Olive was born Olivia Wilmot, the daughter of Robert Wilmot, a house painter, in Warwick. At the age of ten she was sent to board with her uncle, James Wilmot, rector of Barton-on-the-Heath. In 1789 she rejoined her father in London. She had a talent for painting and studied art with John Thomas Serres, (1759–1825), marine painter to George III, and she married Serres in 1791. They had two daughters. Olive exhibited her paintings at the Royal Academy of Arts and the British Institution, but was financially reckless; both she and her husband were imprisoned for debt. The Serres came to a parting of the ways, with acrimony on both sides: from Serres because Olive had had several affairs when he was away, and from Olive because she was given an allowance of only £200 per annum.

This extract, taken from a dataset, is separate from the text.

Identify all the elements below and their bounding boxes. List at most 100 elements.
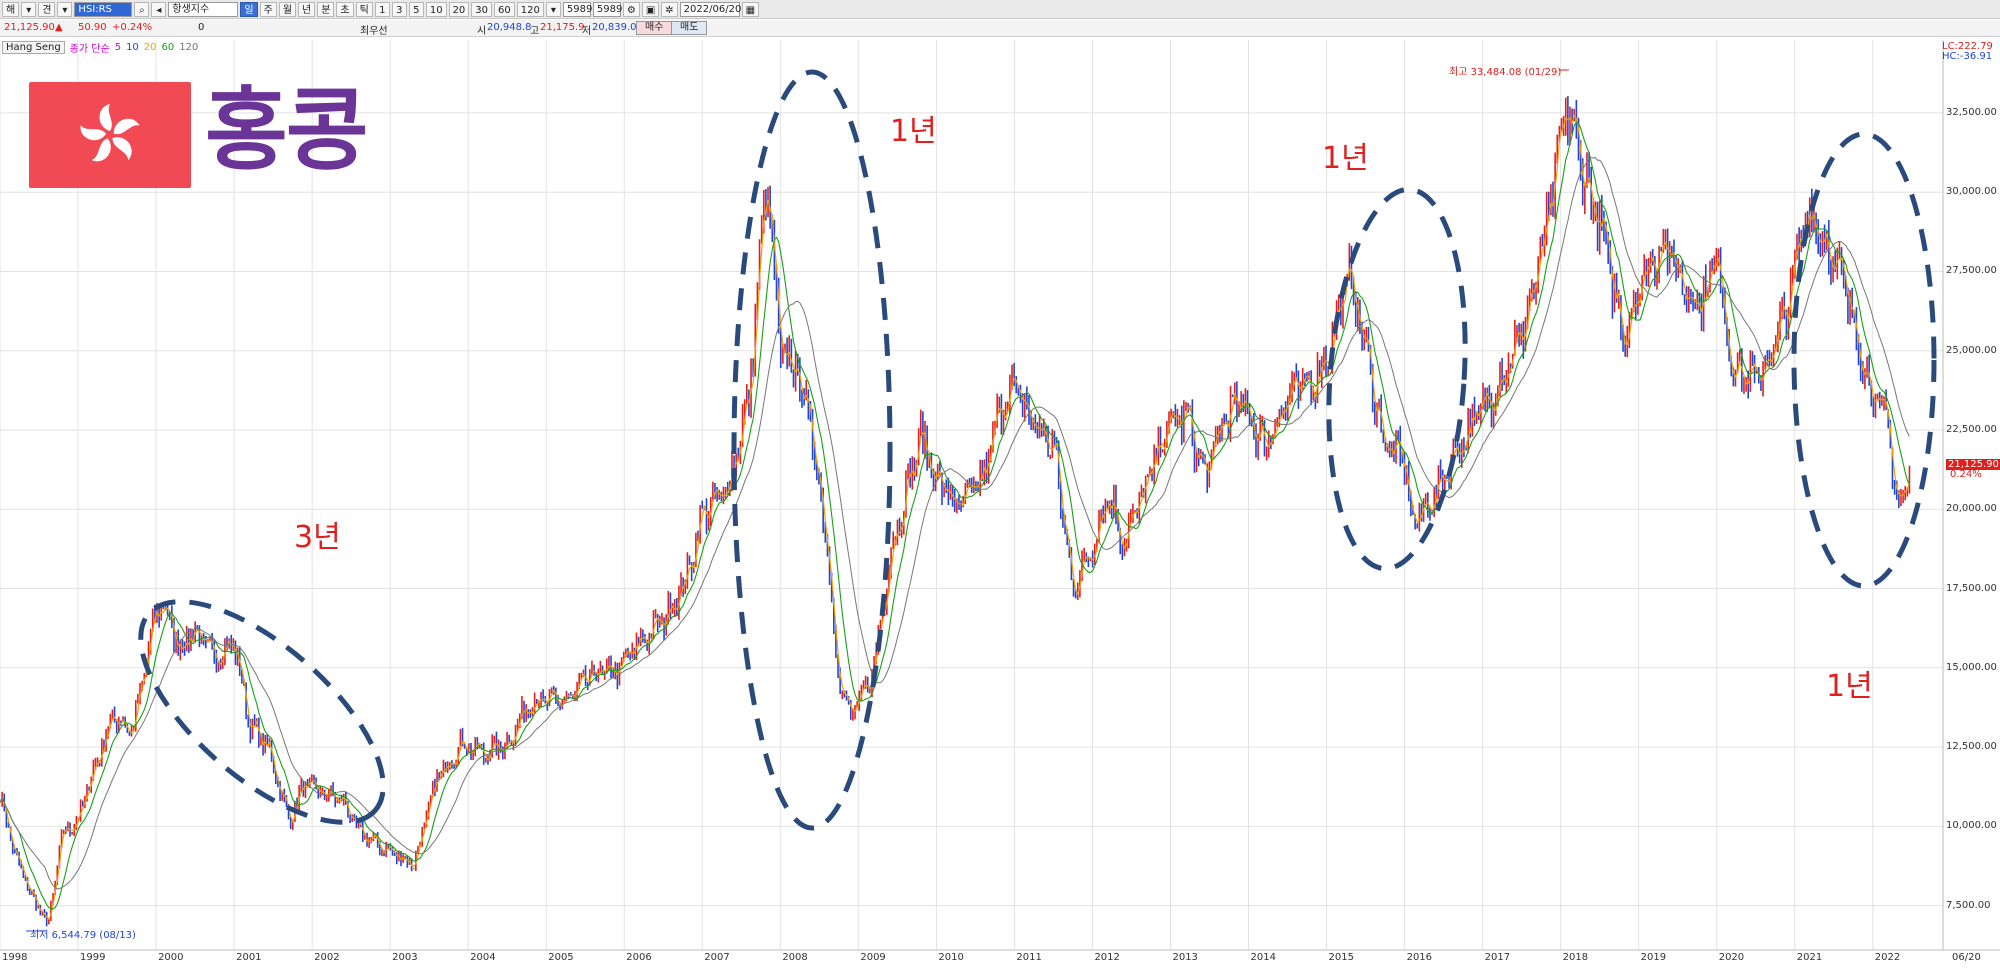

George Fields, an artist friend, moved in with Olive and she gave birth to his son prior to her divorce in 1804. She then devoted herself to painting and literature, producing a novel, some poems and a memoir of her uncle, the Rev. Dr Wilmot, in which she endeavoured to prove that he was the author of the Letters of Junius.
In 1817, Olive wrote a letter to the Prince Regent, claiming that she was the natural daughter of Prince Henry, Duke of Cumberland by Mrs. Olive Payne (who was James Wilmot's sister and her actual aunt). She asked the prince for financial support. In a petition to George III, she put forward a claim to be the natural daughter of the Duke of Cumberland, the king's brother.
In 1820, after her father, her uncle, and King George III had died, she revised her story. James Wilmot, she claimed, had secretly married the princess Poniatowski, sister of King Stanislaus II of Poland, and their daughter had married the Duke of Cumberland in 1767 at the London house of a nobleman. Olive claimed to be the only child of this marriage, and that her mother had died "of a broken heart" on the Duke of Cumberland's "second" and "bigamous" marriage to Anne Horton.